[JURIST] London's High Court on Thursday ruled [PDF, judgment] that the UK Foreign Office must turn over evidence [Independent report] "essential" to the defense of Binyam Mohamed [Reprieve profile], the last British resident still detained at Guantanamo Bay [JURIST news archive]. Lawyers representing Mohamed at his US military commission trial had appeared [JURIST report] before the High Court in July, arguing that the Foreign Office possessed evidence showing that Mohamed was tortured and went through extraordinary rendition [JURIST news archive]. A Foreign Office spokesperson commented [press release]:
For strong reasons of national security, to which the Court accepted we were entitled to give the highest weight, we could not agree to disclose this information voluntarily. These and other issues relating to national security will be considered at a further hearing next week.
Mohamed's lawyers have also asked the Irish government [Irish Times report] to turn over information about CIA rendition flights [JURIST news archive] which allegedly landed in Ireland in 2002 and 2004 while transporting Mohamed.

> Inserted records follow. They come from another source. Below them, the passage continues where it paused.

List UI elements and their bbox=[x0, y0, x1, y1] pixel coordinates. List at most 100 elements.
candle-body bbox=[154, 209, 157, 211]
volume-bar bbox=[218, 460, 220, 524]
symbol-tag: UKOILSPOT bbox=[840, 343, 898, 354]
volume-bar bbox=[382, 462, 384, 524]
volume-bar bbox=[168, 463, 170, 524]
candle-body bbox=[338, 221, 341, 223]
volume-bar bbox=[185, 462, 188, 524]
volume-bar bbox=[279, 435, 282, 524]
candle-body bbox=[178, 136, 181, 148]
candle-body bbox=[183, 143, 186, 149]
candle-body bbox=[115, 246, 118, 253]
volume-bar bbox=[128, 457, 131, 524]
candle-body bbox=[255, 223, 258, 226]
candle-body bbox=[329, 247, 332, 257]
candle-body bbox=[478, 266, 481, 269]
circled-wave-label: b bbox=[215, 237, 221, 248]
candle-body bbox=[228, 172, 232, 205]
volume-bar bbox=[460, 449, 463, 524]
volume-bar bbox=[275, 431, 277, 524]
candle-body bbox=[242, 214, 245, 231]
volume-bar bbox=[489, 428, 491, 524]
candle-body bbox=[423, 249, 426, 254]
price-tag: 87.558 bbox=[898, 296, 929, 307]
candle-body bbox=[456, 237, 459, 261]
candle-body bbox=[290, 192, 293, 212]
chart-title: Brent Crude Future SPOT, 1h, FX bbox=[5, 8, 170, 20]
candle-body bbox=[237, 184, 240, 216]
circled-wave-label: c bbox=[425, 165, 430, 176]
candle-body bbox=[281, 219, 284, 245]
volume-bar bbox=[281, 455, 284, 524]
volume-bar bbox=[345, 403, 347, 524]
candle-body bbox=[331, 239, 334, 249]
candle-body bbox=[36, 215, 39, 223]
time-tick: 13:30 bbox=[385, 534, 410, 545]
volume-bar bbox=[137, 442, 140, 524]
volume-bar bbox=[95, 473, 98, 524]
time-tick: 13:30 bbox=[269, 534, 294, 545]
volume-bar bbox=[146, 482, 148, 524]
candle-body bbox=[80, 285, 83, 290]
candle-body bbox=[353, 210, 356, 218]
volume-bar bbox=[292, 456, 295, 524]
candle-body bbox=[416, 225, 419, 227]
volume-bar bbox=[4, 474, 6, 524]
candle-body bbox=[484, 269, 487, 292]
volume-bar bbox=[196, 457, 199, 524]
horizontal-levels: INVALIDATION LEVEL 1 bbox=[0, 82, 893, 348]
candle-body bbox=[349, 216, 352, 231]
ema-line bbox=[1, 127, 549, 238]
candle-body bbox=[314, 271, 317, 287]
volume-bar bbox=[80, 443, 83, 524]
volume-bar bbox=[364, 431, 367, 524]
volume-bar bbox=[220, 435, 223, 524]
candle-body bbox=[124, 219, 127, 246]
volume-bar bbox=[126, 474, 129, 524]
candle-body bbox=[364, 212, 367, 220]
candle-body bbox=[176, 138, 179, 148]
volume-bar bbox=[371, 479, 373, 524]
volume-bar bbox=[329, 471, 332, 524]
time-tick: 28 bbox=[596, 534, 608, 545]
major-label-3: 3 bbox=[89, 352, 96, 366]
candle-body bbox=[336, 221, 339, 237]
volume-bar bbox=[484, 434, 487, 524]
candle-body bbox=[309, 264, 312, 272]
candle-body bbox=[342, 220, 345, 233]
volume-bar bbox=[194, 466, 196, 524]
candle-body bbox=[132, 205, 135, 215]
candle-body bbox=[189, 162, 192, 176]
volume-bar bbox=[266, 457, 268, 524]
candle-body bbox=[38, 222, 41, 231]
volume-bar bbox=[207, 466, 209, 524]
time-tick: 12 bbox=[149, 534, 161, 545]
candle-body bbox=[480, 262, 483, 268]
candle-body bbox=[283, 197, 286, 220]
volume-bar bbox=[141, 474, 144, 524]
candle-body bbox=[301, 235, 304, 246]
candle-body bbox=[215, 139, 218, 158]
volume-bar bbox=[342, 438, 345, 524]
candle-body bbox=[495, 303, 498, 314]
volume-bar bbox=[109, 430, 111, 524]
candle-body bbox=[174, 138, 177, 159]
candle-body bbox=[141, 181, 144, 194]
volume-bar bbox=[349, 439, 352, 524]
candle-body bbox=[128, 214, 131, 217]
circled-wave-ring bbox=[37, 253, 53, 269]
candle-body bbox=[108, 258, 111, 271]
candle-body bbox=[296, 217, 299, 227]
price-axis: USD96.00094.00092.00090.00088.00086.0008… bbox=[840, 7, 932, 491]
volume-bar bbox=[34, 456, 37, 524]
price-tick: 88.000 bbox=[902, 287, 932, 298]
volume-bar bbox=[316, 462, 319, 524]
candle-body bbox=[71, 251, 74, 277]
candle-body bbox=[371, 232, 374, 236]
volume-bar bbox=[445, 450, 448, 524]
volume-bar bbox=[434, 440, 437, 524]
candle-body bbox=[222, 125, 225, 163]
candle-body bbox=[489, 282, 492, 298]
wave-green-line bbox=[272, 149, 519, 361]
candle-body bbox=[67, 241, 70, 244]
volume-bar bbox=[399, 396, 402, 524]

Mohamed says he was arrested in Pakistan and turned over to US officials who later transferred him to Moroccan agents who tortured him; he was later transferred to Guantanamo Bay in 2004. In December, in a letter [DOC, text] sent by his lawyer to UK Foreign Secretary David Miliband, he asked the UK government [JURIST report] to ensure that photographic evidence of his alleged torture be preserved. For most of 2007, Binyam was one of five UK residents detained at Guantanamo Bay [JURIST news archive]. Three of those were released [press release; JURIST report] from US custody in December. The official status of a fourth detainee remains unclear.